Kolacja wyglądała najczęściej tak jak lunch. Grillowane lub gotowane mięso i warzywa. O tej porze częściej pojawiał się bażant lub dziczyzna. W niedziele mogła być pieczeń. Deser to głównie czekolada lub świeże owoce, truskawki lub brzoskwinie.

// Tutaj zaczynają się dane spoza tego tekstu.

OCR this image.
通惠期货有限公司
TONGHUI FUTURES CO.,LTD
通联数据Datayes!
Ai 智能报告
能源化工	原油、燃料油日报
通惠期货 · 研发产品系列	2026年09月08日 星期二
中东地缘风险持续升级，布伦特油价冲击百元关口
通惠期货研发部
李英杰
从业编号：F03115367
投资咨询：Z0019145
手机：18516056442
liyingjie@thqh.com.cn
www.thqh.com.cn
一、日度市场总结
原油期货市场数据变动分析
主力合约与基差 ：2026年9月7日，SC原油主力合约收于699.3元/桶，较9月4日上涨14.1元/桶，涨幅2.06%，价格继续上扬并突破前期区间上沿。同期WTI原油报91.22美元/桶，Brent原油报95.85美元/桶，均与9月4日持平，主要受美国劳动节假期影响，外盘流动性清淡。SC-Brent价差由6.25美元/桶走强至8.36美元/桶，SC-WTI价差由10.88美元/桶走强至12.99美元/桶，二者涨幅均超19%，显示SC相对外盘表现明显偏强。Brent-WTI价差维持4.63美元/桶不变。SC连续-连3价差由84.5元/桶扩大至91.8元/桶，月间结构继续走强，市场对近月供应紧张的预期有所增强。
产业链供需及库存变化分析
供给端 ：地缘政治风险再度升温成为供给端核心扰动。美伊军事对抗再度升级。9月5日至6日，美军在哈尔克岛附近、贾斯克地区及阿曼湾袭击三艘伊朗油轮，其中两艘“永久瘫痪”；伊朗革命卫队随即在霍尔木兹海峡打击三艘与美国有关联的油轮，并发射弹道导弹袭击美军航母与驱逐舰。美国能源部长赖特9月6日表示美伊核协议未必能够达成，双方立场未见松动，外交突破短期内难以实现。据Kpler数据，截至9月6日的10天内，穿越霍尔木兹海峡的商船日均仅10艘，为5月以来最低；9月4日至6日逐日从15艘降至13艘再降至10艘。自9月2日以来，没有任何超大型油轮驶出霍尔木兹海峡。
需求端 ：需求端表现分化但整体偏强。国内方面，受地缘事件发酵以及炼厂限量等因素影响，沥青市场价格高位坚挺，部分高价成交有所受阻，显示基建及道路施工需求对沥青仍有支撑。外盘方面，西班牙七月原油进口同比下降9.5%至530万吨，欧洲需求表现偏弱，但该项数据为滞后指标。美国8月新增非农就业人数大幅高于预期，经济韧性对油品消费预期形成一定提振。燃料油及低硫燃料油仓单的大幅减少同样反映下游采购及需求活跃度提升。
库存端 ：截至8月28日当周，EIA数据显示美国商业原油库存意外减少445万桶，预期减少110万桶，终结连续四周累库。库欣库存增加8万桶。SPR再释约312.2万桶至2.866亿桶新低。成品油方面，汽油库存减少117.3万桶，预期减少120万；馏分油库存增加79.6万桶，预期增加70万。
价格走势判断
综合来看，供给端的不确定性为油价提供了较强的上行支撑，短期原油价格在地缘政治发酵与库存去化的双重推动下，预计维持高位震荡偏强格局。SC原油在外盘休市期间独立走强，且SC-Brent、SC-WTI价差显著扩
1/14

Alkohol - kontrowersyjny element diety
Trzeba też wspomnieć o stałym elemencie diety królowej, który jednak trudno nazwać zdrowym. Chodzi o alkohol. Wiele źródeł mówi o kilku rodzajach alkoholu wypinanych w ciągu dnia. Bryan Kozlowski, autor książki "Long Live the Queen! 23 Rules for Living From Britain’s Longest-Reigning Monarch", twierdził, że napoje procentowe pojawiały się stałych porach czterokrotnie. Przed lunchem miał to być koktajlem z ginem, następnie kieliszek wina, wieczorem wytrawne martini, a dzień bywał wieńczony kieliszkiem szampana.
Pod koniec życia królowa, za namową lekarzy, musiała ponoć zrezygnować z martini. Nie ma informacji na temat zakazu dotyczącego innych alkoholi.
Od kilku lat przypomina się, że alkohol jest szkodliwy dla zdrowia w każdej ilości i nie ma czegoś takiego jak "bezpieczna" dawka, to jednak od tego typu napojów nie stronią także mieszkańcy blue zones. Najczęściej wspominają o winie.